I prezzi della maggior parte dei mercati elettrici europei scendono alla fine di febbraio, mentre il conflitto in Iran condiziona le prospettive per marzo

AleaSoft Energy Forecasting, 2 marzo 2026. Nell’ultima settimana di febbraio, i prezzi di gran parte dei principali mercati elettrici europei sono scesi rispetto alla settimana precedente, attestandosi per lo più al di sotto dei 75 €/MWh. La produzione fotovoltaica ha raggiunto livelli record per un giorno di febbraio nei principali mercati europei, mentre quella eolica è diminuita e il fabbisogno di energia elettrica è calata. Venerdì 27 i futures sul Brent hanno registrato il prezzo di chiusura più alto dal giugno 2025. In vista della prima settimana di marzo, l’andamento del gas, in un contesto caratterizzato dall’escalation del conflitto in Iran, sarà determinante per l’andamento dei prezzi.

Produzione solare fotovoltaica e produzione eolica

Nella settimana del 23 febbraio, la produzione solare fotovoltaica è aumentata nei principali mercati europei rispetto alla settimana precedente. Il mercato tedesco ha registrato l’incremento maggiore, pari al 132%, seguito dal mercato francese, dove è aumentata del 52%. Il mercato italiano ha registrato la crescita minore, pari al 5,3%, e ha registrato la sua quinta settimana consecutiva di crescita. Nei mercati della penisola iberica, la produzione con questa tecnologia è cresciuta del 14% in Portogallo e del 24% in Spagna. I mercati di Germania, Spagna e Portogallo hanno registrato la quarta settimana consecutiva di aumenti.

Durante la settimana, i mercati hanno raggiunto record di produzione solare fotovoltaica per un giorno di febbraio. Il 23 febbraio il mercato spagnolo ha registrato la seconda produzione più alta per un giorno di febbraio, con 148 GWh. I mercati italiano e francese hanno raggiunto i massimi storici di produzione solare fotovoltaica in un giorno di febbraio il 26 febbraio, con rispettivamente 110 GWh e 92 GWh. Lo stesso giorno, il mercato portoghese ha registrato la seconda produzione più alta per un giorno di febbraio, con 20 GWh. Da parte sua, venerdì 27 febbraio il mercato tedesco ha stabilito un nuovo record storico per questo mese, con 251 GWh di produzione solare fotovoltaica.

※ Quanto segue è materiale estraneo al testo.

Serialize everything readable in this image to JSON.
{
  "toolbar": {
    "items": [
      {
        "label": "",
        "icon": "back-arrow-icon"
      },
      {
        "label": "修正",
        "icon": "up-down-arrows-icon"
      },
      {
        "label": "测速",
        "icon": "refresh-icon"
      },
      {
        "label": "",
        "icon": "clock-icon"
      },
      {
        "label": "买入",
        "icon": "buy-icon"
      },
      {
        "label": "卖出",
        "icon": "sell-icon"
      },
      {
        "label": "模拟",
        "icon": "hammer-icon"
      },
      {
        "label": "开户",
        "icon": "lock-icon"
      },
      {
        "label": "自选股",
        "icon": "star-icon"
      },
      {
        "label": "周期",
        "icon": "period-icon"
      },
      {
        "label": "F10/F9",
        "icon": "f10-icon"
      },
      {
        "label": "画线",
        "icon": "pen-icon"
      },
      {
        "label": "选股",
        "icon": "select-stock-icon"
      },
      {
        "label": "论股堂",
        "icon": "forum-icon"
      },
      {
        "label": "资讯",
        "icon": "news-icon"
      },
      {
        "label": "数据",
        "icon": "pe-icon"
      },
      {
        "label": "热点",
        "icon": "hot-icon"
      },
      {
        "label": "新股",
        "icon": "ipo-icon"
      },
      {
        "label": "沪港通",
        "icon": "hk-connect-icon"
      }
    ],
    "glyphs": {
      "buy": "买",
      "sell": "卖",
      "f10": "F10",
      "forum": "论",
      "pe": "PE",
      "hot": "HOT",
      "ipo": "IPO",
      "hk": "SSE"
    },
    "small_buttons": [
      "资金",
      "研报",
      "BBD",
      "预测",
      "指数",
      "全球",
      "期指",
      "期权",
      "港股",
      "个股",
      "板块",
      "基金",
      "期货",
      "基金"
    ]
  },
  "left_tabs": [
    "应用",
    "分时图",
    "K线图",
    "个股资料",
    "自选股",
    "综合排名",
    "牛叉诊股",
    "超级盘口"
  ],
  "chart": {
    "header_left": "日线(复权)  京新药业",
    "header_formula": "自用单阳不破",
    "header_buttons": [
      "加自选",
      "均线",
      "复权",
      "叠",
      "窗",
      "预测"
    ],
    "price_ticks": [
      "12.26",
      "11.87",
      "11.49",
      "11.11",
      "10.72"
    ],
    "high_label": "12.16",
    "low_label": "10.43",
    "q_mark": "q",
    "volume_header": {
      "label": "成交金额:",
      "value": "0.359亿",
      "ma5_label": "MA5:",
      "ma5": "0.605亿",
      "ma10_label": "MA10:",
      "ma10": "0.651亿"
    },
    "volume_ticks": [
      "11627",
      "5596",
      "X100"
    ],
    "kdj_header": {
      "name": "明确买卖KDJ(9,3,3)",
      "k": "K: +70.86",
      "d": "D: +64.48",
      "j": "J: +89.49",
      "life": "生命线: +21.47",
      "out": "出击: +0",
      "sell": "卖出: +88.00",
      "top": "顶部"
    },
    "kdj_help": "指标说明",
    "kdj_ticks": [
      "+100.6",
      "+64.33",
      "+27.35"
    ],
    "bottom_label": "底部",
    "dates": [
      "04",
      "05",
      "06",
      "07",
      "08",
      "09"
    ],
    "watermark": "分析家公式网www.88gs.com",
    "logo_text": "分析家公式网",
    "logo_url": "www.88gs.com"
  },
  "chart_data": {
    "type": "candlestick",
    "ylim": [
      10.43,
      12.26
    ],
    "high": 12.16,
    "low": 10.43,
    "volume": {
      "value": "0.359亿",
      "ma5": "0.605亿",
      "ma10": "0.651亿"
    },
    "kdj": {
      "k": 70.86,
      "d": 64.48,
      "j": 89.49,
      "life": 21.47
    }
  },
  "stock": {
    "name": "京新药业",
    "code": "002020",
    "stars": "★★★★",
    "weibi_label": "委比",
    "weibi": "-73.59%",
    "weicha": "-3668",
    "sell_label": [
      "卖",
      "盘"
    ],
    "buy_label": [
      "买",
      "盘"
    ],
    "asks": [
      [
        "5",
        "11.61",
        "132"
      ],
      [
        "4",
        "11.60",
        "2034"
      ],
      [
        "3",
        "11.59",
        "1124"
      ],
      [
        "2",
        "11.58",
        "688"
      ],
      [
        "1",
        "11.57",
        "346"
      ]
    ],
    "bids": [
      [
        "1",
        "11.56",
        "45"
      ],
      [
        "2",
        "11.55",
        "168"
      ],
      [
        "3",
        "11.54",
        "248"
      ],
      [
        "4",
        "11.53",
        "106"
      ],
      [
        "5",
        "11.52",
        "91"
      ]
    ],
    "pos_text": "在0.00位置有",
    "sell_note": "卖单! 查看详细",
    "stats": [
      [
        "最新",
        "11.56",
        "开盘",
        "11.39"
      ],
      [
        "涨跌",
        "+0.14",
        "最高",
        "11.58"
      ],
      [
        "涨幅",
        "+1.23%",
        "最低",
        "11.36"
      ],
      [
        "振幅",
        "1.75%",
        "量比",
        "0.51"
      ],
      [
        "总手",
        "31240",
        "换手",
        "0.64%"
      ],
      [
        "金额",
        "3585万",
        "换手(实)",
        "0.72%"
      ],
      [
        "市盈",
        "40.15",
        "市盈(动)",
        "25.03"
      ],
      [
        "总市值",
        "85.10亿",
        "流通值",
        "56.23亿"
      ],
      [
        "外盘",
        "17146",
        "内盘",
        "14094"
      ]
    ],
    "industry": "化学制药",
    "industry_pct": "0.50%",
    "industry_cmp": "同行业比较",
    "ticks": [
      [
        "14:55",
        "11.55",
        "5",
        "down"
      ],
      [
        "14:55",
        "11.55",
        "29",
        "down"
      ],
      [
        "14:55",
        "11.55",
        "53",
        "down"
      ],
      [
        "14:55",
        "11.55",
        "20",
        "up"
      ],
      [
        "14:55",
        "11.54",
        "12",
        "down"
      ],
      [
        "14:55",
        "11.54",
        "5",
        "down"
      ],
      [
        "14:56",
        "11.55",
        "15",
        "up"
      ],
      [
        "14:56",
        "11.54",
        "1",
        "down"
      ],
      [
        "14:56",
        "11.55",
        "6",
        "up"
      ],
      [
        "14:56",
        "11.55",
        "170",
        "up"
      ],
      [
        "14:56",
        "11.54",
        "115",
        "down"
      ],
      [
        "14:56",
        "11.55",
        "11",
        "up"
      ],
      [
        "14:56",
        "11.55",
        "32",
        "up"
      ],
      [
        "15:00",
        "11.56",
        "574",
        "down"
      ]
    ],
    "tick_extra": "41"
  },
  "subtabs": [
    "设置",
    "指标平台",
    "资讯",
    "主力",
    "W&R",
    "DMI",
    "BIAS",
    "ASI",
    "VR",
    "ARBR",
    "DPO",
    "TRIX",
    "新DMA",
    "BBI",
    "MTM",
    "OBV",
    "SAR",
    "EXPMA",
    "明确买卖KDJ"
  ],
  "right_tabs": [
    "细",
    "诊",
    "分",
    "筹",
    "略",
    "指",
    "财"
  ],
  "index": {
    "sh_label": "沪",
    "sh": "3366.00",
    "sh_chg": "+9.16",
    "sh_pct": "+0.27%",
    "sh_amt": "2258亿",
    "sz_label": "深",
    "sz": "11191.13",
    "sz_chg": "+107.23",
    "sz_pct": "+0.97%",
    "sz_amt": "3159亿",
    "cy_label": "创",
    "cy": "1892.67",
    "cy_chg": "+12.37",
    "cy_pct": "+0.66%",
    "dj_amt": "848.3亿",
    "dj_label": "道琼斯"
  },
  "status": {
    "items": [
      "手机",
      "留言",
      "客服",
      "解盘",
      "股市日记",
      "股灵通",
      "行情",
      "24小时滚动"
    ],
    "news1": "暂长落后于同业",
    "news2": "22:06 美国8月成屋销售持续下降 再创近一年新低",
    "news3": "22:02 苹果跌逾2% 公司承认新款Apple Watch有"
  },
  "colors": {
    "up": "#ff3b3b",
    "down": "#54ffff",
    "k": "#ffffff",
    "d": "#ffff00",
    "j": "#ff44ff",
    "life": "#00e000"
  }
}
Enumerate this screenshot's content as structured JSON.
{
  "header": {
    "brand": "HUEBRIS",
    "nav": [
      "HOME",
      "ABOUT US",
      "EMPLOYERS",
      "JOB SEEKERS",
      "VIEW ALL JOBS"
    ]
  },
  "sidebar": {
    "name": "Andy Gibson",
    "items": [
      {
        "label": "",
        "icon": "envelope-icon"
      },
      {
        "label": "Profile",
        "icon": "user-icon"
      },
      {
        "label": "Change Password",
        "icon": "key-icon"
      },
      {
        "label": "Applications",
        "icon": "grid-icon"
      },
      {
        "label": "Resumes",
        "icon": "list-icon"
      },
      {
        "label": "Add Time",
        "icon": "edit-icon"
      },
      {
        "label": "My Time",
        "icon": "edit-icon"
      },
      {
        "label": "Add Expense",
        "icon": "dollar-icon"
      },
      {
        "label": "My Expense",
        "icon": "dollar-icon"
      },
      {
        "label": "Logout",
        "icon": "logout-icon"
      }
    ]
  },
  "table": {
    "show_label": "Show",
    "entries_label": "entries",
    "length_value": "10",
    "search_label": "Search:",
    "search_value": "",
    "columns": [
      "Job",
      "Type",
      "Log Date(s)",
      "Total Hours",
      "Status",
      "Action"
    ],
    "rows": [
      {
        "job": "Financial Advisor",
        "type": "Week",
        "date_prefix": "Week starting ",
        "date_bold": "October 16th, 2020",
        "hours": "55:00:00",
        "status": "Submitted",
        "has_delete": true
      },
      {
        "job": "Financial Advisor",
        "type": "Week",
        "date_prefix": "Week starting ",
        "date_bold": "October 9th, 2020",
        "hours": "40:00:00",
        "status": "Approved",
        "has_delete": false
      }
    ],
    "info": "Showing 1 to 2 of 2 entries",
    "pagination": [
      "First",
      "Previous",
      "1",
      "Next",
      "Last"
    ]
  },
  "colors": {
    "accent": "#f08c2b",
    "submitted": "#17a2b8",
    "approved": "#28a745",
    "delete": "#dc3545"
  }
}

Durante la prima settimana di marzo, le previsioni sulla produzione solare di AleaSoft Energy Forecasting indicano che la produzione aumenterà nei mercati tedesco e italiano. Al contrario, il mercato spagnolo registrerà un calo.

AleaSoft - Photovoltaic energy production electricity EuropeFonte: Elaborato da AleaSoft Energy Forecasting utilizzando dati provenienti da ENTSO-E, RTE, REN, Red Eléctrica e TERNA.
AleaSoft - Solar photovoltaic production profile EuropeFonte: Elaborato da AleaSoft Energy Forecasting utilizzando dati provenienti da ENTSO-E, RTE, REN, Red Eléctrica e TERNA.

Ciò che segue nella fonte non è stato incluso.